Africa could fall into recession this year if multilateral lenders and investors don’t help the continent waive debt-servicing costs that could be used to halt the spread of the coronavirus, according to the United Nations.
African finance ministers agreed last week that the continent needs a stimulus package of $100 billion — including $44 billion in debt-servicing waivers — to face the new virus. The package is about 5% of a proposed U.S. stimulus for that country alone.
The United Nations Economic Commission for Africa, which facilitated the ministerial meeting, is considering reviewing the region’s growth estimate for this year, which was already reduced to 1.8% from 3.2% earlier this month.
“There is a big likelihood of a recession,” Uneca’s head of macroeconomics and governance division, Bartholomew Armah, said by phone on Tuesday. “Our previous forecast should be seen as conservative because it was done at a time when the actual number of cases in Africa was low.”
Over the past decade, African economies have recorded some of the fastest growth rates in the world as a growing consumer market attracts multinationals and global brands.
Yet the continent remains home to two-thirds of the world’s poor and is already reeling from the capital flight and commodities rout brought on by the outbreak.
Governments from South Africa to Ghana and Egypt are closing borders, shutting schools and banning crowds as the number of cases has climbed to almost 2,000.
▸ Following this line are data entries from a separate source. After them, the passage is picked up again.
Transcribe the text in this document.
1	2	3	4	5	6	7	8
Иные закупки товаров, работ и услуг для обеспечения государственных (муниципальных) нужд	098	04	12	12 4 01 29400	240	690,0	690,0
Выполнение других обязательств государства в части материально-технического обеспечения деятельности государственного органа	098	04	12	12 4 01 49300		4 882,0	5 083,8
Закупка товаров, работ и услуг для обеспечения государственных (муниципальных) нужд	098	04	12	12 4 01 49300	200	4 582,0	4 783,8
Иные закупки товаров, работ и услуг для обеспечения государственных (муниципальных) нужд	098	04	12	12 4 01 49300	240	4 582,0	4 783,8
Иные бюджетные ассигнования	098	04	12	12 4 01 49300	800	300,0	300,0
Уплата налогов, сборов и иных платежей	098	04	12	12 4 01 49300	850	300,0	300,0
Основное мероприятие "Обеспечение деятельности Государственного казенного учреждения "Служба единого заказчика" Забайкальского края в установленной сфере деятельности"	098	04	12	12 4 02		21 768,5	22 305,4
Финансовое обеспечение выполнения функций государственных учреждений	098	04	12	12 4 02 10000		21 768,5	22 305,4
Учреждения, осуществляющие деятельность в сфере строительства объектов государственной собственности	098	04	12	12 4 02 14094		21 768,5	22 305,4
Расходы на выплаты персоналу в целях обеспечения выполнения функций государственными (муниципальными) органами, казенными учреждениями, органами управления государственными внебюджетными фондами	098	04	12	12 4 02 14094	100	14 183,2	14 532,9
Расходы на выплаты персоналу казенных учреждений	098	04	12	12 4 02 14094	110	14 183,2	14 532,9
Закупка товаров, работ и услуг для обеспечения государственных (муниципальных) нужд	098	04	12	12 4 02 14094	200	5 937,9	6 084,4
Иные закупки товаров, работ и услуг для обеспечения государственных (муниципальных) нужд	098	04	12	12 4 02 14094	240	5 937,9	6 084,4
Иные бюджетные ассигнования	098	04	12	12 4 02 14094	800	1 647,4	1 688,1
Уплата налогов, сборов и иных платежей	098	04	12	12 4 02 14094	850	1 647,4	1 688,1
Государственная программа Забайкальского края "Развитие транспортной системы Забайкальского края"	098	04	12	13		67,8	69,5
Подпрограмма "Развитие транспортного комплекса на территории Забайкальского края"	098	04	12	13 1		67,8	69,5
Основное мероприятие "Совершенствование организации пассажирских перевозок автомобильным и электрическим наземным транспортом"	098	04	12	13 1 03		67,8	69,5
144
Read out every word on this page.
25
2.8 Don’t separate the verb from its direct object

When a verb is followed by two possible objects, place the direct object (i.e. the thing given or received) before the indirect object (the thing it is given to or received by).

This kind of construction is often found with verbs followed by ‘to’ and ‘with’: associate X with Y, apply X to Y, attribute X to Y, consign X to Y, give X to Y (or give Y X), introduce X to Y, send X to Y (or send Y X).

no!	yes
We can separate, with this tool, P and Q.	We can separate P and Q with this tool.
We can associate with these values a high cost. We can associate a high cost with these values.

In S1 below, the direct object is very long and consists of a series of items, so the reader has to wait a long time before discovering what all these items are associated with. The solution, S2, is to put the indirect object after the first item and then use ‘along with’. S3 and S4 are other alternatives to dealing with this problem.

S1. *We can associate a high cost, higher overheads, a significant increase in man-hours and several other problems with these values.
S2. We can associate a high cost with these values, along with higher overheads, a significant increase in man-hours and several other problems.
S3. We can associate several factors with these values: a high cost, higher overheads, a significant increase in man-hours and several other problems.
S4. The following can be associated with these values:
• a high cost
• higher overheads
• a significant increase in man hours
African finance chiefs asked the European Central Bank, the International Monetary Fund and World Bank to join stimulus discussions, according to a copy of a letter sent by Uneca on behalf the ministers. The finance ministers of South Africa and Ghana were copied on the letter.
African economies, many burdened with high debt loads after years of low global yields, need fiscal space immediately to expand their health-care systems and build a social-protection system, Armah said.
Commercial bondholders could join future discussions of a temporary moratorium on debt payments, he said, to allow the continent to recover more quickly.
However, if the domestic spread of the virus further damages economies, a debt pardon may be on the table, Armah said.
“While debt forgiveness is an option, I think we should pursue more immediate options and use that as a last resort,” he said. “It is more than a moral argument. It is a strategic argument.”
The IMF’s chief economist, Gita Gopinath, told Bloomberg Television the global lender has funds to provide some debt relief for low-income countries. Nearly 80 governments have requested support from the IMF to battle the virus.
In 2005, multilateral lenders and rich nations wrote off billions of dollars owed by African nations. External debt payments now consume 13% on average of government revenue on the continent, according to U.K.-based Jubilee Debt Campaign.